Dziękujemy RODZICOM - za wszystko, co wiązało się z organizacją wesela. Świadkom - raz jeszcze, za udźwignięcie tematu na całej linii. Dziękujemy wreszcie za wszystkie prezenty i ŻYCZENIA - mailowe, kartkowe, SMS-owe, Facobookowe, telefoniczne, radiowe i osobiste. Przepraszamy, jeśli coś było nie tak, jak trzeba!

 

Specjalne podziękowania za profesjonalizm i zaangażowanie dla naszej ekipy fotograficzno-filmowej: Kaliny, Michała, Pawła i Freda (z którego materiałów korzystaliśmy w niniejszej prezentacji).

Wkrótce
Jak tylko będziemy mieć film i zdjęcia - poinformujemy.

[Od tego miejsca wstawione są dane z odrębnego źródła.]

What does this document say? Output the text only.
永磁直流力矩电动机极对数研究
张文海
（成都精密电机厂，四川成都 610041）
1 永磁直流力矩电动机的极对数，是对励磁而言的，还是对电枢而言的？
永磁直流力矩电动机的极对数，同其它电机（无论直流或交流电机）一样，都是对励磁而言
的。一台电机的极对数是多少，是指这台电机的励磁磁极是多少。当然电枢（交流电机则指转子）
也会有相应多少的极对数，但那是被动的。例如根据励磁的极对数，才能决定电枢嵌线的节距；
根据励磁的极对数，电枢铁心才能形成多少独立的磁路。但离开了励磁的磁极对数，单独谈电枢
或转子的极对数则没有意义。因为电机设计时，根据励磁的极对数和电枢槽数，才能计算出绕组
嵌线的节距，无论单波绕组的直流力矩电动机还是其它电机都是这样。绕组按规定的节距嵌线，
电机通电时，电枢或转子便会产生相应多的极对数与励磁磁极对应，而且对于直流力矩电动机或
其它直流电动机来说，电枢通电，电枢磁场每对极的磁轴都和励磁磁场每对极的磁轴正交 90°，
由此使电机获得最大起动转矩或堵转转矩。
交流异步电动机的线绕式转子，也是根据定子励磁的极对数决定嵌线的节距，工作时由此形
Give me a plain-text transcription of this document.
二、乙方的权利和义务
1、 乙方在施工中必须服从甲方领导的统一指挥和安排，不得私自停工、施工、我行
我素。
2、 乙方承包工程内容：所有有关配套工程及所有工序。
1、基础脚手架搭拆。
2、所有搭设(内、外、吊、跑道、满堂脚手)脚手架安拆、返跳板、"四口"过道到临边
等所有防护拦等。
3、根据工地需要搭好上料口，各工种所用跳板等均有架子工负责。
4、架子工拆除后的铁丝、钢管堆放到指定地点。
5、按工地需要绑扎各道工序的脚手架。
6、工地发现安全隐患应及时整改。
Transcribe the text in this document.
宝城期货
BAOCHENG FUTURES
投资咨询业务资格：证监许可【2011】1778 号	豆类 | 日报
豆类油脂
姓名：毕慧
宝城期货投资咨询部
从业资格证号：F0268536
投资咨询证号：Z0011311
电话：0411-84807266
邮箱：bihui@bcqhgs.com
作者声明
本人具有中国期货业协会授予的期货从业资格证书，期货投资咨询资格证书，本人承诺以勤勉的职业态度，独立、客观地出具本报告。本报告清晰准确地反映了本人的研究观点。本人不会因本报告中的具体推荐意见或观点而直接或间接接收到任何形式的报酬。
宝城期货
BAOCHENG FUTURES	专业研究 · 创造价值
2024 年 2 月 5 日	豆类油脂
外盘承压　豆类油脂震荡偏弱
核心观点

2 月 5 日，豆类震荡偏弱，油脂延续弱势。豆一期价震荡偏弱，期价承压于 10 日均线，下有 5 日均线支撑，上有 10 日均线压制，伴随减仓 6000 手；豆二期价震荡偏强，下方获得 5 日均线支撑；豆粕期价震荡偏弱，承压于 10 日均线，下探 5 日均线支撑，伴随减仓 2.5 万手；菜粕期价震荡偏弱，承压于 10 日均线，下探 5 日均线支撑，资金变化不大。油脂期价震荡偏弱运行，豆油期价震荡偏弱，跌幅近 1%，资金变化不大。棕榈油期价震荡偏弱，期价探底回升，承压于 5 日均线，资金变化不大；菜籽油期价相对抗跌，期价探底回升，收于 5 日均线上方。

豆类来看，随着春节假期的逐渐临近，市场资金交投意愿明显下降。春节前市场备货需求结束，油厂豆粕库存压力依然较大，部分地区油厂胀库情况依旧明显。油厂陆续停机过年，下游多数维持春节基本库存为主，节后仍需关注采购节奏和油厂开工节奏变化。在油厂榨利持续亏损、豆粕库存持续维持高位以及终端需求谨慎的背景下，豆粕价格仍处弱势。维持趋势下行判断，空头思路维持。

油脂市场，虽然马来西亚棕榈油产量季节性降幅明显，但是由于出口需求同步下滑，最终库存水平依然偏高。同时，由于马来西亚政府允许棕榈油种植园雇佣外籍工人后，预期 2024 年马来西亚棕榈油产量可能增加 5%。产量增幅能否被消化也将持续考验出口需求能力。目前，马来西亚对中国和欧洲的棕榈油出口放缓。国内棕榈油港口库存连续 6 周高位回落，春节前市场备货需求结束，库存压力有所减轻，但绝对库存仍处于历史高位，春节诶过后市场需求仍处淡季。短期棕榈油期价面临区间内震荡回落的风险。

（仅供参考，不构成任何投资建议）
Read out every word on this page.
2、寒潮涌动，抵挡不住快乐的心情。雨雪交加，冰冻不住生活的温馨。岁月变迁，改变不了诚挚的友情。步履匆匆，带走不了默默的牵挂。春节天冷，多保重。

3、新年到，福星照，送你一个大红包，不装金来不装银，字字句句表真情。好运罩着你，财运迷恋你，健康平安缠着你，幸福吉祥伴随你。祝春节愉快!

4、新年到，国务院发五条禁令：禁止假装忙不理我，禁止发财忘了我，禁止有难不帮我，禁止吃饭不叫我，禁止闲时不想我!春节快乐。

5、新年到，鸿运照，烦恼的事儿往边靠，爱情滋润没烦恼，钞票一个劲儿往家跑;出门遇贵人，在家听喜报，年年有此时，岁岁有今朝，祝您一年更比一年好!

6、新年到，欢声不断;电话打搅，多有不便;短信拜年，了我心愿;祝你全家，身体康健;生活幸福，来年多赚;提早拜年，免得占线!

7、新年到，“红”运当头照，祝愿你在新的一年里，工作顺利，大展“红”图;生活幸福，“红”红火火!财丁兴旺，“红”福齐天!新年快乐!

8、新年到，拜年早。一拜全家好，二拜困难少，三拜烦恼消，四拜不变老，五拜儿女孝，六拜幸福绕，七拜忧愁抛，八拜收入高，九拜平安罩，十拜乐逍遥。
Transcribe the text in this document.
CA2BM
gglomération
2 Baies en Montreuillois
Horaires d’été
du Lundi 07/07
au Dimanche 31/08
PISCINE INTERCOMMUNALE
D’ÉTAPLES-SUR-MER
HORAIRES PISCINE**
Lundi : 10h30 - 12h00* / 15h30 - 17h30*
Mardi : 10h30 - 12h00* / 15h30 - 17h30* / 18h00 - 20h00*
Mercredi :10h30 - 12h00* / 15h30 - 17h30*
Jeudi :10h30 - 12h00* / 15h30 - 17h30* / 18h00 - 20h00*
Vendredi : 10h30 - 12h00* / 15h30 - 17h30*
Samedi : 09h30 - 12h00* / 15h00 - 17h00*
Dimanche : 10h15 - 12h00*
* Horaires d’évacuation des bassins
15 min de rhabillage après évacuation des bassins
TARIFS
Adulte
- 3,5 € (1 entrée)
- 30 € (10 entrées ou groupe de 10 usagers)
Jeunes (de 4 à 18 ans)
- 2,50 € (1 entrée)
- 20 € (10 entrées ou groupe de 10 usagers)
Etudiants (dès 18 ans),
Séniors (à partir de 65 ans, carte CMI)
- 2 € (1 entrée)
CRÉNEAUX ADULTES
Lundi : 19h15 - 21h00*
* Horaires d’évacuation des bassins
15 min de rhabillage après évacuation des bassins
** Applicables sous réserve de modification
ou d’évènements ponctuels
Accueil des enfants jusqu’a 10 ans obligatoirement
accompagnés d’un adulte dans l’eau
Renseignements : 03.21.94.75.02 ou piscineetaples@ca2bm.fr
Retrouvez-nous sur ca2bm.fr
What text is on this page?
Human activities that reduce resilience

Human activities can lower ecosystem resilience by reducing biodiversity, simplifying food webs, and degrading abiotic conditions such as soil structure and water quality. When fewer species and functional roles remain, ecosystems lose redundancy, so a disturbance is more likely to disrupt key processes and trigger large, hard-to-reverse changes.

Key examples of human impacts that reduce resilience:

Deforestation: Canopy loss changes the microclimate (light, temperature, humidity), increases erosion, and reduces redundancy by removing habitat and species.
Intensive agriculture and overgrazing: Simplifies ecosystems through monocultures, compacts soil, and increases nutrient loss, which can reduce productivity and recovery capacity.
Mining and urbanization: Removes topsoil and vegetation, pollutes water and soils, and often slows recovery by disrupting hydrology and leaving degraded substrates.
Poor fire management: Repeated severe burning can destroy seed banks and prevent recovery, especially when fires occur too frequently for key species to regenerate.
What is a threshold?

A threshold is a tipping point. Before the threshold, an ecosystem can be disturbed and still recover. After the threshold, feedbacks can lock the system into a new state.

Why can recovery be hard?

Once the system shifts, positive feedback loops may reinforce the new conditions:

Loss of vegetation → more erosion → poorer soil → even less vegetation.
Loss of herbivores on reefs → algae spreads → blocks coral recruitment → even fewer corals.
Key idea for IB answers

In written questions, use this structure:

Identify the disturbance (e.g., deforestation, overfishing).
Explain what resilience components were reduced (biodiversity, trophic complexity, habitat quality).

Na pewno każdy uczestnik dostanie od nas płytkę z materiałami foto i video. Zamierzamy zorganizować specjalny premierowy pokaz. O terminie - także powidomimy :)

PS. Pomagały także osoby, których nie wymieniliśmy z imienia. Po prostu nie sposób! Niemniej wszystkim, którzy dołożyli cegiełkę do najpiękniejszego dnia naszego życia z serca dziękujemy!!!

PS 2. Kolejne zdjęcia będą dodawane sukcesywnie do naszej ślubnej galerii. Tych, którzy robili fotki, zachęcamy do ich wysyłania na nasze maile.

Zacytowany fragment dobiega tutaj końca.